Figures & data
Figure 1 The copolymer-mediated sequestering and integration of multiple therapeutics into a single thin film is shown. Langmuir-Blodgett was used to deposit drug containing triblock copolymer films that can maintain drug incorporation for localized release. Combinatorial therapy at the surface of the material–tissue interface can provide significantly enhanced treatment produced by a noninvasive nanoscale platform. Copyright © 2008. Adapted from CitationPierstorff E, Krucoff M, Ho D. 2008. Apoptosis induction and attenuation of inflammatory gene expression in murine macrophages via multitherapeutic nanomembranes. Nanotechnology, 19:265103–12.

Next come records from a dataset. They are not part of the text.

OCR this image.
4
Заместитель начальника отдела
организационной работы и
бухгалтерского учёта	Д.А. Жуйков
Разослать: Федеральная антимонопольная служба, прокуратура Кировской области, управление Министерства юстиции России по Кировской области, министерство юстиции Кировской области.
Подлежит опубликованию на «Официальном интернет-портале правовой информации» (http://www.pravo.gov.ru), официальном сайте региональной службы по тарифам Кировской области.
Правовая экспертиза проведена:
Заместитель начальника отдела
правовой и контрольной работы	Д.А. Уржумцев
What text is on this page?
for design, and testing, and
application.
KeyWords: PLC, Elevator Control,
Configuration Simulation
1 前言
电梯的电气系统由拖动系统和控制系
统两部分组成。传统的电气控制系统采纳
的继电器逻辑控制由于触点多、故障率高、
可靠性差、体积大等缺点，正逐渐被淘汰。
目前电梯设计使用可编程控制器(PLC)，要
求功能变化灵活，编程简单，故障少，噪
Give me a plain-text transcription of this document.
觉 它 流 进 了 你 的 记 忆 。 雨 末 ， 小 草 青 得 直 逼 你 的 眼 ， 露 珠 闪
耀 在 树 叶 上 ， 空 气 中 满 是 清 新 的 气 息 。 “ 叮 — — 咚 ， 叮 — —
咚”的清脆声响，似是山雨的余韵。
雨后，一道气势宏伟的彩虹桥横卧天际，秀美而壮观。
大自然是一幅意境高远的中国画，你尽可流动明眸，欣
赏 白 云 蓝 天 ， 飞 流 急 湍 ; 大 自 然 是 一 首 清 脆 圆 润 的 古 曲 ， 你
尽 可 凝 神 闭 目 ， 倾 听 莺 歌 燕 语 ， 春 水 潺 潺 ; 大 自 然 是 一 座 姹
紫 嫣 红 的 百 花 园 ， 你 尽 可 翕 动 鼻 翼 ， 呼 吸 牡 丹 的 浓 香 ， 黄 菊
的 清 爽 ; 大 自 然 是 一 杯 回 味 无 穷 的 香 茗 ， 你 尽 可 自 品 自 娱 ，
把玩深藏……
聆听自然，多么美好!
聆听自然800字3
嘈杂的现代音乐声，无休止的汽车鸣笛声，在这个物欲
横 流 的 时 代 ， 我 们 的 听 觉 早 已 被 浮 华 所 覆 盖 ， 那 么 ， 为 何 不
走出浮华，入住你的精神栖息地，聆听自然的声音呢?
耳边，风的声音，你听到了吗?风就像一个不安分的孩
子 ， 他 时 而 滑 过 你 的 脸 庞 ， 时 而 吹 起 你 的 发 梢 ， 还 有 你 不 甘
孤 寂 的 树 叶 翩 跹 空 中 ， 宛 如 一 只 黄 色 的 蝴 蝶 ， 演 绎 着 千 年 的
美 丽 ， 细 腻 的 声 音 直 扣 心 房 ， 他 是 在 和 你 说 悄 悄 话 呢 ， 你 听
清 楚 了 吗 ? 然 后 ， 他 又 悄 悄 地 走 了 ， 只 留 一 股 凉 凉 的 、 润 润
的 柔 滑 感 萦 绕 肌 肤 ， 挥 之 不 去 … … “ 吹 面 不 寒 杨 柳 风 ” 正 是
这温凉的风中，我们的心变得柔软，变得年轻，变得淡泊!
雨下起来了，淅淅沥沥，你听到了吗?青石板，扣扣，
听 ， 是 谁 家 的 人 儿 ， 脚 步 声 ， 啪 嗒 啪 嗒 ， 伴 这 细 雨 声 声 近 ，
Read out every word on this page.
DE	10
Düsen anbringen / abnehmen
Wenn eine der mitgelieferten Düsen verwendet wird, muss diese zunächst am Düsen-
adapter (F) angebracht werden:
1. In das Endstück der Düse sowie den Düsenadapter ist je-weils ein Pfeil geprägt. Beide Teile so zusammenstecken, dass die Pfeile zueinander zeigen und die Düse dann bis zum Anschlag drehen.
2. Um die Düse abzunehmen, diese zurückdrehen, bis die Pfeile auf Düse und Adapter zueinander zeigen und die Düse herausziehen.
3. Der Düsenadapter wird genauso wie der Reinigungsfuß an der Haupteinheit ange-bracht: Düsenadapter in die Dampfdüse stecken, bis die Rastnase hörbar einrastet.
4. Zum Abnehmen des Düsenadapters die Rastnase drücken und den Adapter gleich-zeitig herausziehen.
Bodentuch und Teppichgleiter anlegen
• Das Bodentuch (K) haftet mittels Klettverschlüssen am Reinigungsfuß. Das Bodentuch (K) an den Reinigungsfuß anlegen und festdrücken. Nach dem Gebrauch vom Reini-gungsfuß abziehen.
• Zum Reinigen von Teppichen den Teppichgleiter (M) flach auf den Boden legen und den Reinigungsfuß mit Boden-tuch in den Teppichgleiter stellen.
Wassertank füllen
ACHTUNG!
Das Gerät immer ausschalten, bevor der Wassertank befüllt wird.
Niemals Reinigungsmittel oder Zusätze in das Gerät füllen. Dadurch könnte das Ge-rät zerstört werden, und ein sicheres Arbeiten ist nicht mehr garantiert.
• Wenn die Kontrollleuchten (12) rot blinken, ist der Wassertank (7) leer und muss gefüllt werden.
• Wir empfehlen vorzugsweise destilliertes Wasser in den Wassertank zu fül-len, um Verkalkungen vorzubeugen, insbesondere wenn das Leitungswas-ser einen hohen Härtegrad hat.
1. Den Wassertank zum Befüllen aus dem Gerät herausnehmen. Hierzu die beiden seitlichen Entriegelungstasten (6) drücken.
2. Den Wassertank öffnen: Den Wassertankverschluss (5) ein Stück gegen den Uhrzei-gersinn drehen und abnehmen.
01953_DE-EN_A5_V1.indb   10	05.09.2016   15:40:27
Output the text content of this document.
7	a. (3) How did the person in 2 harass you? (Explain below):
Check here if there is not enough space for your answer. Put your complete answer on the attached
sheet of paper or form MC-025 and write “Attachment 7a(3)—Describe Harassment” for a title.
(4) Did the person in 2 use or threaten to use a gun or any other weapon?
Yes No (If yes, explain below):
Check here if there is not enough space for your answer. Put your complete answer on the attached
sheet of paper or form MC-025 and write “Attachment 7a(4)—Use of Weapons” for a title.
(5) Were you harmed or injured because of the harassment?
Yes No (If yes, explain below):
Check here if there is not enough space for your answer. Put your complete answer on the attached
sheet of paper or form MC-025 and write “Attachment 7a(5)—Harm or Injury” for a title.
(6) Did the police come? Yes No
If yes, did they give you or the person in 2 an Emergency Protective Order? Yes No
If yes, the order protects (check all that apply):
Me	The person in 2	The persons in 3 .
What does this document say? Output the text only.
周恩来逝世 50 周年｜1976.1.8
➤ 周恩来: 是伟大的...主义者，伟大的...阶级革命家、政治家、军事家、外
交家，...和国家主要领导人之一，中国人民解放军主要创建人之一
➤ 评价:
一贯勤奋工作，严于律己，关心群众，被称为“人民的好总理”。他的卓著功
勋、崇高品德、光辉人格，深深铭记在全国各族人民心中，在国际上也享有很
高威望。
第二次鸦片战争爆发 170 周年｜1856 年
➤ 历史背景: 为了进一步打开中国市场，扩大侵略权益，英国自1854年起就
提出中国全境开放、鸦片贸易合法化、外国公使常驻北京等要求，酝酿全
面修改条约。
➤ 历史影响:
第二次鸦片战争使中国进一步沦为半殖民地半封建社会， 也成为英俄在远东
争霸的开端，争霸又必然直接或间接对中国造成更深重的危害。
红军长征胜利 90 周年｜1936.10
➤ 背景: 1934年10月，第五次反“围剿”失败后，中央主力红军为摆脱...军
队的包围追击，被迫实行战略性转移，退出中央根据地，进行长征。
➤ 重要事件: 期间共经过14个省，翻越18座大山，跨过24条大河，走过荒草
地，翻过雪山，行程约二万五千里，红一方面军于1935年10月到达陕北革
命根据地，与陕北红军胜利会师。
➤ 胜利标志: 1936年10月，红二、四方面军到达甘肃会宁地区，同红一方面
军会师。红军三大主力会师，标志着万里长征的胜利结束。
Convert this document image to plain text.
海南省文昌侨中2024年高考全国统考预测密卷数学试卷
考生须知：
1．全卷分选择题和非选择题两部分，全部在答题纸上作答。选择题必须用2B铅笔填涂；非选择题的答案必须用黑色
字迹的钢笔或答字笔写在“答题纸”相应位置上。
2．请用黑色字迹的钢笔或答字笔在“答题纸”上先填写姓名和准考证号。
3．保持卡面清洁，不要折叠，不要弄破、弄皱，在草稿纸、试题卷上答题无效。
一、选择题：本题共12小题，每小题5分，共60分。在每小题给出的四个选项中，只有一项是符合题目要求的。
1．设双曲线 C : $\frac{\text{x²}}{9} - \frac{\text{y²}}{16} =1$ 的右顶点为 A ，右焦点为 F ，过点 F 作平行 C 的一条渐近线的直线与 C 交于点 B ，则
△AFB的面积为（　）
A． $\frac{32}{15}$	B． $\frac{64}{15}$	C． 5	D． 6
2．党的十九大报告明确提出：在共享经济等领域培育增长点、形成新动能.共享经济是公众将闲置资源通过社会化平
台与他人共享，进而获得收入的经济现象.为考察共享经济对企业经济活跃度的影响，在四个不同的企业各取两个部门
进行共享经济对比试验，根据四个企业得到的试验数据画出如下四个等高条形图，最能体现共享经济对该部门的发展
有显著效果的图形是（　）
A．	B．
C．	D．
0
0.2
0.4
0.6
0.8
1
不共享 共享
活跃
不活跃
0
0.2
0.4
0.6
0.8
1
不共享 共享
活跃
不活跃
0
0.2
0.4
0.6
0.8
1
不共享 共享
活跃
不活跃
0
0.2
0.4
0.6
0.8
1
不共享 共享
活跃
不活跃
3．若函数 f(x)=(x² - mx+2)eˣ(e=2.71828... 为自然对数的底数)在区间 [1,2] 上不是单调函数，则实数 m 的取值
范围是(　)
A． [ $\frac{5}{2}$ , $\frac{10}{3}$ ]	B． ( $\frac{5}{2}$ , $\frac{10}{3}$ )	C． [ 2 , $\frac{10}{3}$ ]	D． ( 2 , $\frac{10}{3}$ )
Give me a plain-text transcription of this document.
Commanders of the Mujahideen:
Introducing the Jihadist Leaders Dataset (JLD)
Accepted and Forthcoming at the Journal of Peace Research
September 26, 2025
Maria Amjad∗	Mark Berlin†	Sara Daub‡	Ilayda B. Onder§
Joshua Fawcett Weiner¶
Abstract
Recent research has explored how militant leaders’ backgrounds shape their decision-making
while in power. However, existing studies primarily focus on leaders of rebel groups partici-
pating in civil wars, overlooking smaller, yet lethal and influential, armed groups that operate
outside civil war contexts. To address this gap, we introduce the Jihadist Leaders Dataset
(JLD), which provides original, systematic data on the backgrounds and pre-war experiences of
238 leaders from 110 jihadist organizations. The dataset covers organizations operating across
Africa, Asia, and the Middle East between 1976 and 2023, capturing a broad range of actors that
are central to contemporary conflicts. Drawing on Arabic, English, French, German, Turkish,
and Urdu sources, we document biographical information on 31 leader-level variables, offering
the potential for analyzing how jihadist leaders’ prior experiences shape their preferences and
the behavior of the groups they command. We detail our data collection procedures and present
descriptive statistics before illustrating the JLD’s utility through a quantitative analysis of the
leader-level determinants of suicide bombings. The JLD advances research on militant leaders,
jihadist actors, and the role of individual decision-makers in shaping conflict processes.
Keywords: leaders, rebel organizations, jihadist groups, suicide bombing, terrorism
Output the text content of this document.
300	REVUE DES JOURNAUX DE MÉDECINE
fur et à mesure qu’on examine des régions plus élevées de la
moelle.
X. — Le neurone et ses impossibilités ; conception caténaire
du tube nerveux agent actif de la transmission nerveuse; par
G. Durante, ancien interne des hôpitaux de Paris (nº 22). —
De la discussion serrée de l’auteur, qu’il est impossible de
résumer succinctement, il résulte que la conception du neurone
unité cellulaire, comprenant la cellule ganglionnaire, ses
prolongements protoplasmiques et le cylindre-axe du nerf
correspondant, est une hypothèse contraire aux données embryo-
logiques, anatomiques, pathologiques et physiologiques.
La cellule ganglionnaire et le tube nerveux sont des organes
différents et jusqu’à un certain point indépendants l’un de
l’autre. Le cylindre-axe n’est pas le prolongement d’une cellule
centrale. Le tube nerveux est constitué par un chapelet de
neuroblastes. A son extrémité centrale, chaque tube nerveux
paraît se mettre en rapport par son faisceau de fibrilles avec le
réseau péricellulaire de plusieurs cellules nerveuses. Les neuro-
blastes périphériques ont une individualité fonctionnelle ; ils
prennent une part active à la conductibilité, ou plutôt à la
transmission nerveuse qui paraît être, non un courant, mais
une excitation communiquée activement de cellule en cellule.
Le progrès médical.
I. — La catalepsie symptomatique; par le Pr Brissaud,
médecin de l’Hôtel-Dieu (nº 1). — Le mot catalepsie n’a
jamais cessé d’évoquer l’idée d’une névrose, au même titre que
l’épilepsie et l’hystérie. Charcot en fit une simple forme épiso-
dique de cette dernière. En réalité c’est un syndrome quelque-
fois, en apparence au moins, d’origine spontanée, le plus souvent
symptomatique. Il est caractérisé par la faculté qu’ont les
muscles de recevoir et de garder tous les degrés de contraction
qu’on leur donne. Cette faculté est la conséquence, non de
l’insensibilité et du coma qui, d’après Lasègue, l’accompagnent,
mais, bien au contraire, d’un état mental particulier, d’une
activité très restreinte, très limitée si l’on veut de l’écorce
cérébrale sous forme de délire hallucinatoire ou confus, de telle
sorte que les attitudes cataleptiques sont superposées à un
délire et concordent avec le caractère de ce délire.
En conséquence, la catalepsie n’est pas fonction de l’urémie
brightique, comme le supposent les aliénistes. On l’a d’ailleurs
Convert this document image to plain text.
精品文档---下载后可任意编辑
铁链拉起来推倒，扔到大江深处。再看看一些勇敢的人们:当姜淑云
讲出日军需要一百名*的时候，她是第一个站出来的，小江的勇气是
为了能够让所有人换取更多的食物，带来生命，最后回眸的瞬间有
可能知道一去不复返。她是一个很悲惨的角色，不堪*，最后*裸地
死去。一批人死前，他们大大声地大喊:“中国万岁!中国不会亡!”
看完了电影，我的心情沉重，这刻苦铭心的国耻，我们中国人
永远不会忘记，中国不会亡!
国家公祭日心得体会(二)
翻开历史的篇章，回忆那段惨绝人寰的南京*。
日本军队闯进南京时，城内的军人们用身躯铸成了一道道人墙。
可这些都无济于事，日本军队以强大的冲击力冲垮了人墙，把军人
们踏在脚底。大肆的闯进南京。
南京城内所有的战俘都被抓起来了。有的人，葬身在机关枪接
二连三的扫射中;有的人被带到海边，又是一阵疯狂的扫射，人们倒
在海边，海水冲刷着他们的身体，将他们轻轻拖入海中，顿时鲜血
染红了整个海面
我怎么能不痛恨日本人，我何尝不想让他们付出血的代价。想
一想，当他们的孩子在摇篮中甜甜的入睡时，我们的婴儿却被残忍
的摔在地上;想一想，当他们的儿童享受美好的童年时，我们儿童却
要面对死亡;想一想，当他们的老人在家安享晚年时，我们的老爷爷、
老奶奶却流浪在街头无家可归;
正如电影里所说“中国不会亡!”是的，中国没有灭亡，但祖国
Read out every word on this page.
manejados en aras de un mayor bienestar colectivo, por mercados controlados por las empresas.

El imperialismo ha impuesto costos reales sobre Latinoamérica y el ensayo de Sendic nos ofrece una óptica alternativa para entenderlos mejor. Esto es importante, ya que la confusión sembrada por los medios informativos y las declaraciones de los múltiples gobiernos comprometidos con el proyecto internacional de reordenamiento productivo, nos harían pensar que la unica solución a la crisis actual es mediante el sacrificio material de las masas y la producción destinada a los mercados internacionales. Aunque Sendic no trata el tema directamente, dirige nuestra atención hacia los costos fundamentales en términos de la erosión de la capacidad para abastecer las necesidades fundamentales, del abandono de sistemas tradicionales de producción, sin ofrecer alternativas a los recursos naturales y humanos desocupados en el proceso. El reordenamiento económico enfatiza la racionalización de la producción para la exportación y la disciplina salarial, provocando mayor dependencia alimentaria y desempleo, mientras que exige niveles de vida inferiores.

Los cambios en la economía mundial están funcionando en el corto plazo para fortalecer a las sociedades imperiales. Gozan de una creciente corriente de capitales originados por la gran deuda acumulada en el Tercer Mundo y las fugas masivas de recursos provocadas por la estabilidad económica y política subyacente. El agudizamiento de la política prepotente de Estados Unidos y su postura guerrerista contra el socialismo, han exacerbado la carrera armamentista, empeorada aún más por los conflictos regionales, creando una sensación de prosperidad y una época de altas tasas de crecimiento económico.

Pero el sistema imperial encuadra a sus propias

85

Figure 2 Confirmation of doxorubicin hydrochloride and dexamethasone drug incorporation into the PMOXA–PDMS–PMOXA triblock copolymer was performed via monitoring of surface pressure changes of fabricated Langmuir films. Subsequent drug activity trials confirmed the functionality of deposited hybrid material.
Figure 3 A) RT-PCR analysis of IL-6 gene expression was done following macrophage incubation with the polymer–Dex–Dox nanofilms. Gene expression assays with aqueous Dex added were conducted as a control for Dex activity. Results indicated the incorporation of Dex into the copolymer–Dex–Dox thin film and a potent drug releasing activity as shown through a substantial reduction in inflammatory gene expression. B) In addition, RT-PCR analysis of TNFα gene expression was done following macrophage incubation with the polymer–Dex–Dox nanofilms. Gene expression assays with aqueous Dex added were conducted as a control for Dex activity. Results further indicated the incorporation of Dex into the copolymer–Dex–Dox thin film and a potent drug releasing activity as shown through a substantial reduction in inflammatory gene expression. The broad suppression of inflammatory gene expression demonstrates an efficient hybrid nanofilm system for an active drug delivery interface. Data was acquired and responses were observed from a minimum of three trials.
Figure 4 DNA fragmentation assays revealed the preserved functionality of Dox in polymer–Dex–Dox nanofilms. Lane 1 is a DNA marker. Lane 2 represents the control without polymer or drug. Lane 3 represents the culturing of macrophages atop polymer only substrates. Lane 4 represents the polymer–Dox hybrid activity as shown through the clear fragmentation of DNA. Lane 5 represents the polymer–Dex–Dox hybrid activity as shown through the clear fragmentation of DNA. Controlled and localized chemotherapeutic release would significantly enhance the efficacy of cancer treatment via the reduction of systemic toxicity due to systemic administration. The lack of DNA fragmentation or cell death of cells grown on the copolymer substrate highlight the biocompatible properties of the copolymer.
Figure 5 Microscopy Dox impact upon cellular proliferation and morphology was demonstrated via confocal microscopy. Macrophages cultured atop glass or polymer only substrates produced highly confluent growth. Macrophages cultured atop polymer–Dox and polymer–Dex–Dox nanofilm hybrids generated decrease cell confluency, enlarged, preapoptotic cells, as well as shrunken apoptotic cells due to Dox-induced cell death/apoptosis. TUNEL assays demonstrate the progression of cells grown on polymer–Dox and polymer–Dex–Dox nanofilm hybrids to apoptosis.
Notes: Magnification: 40X, Leica inverted microscope Confocal Laser Scanning System.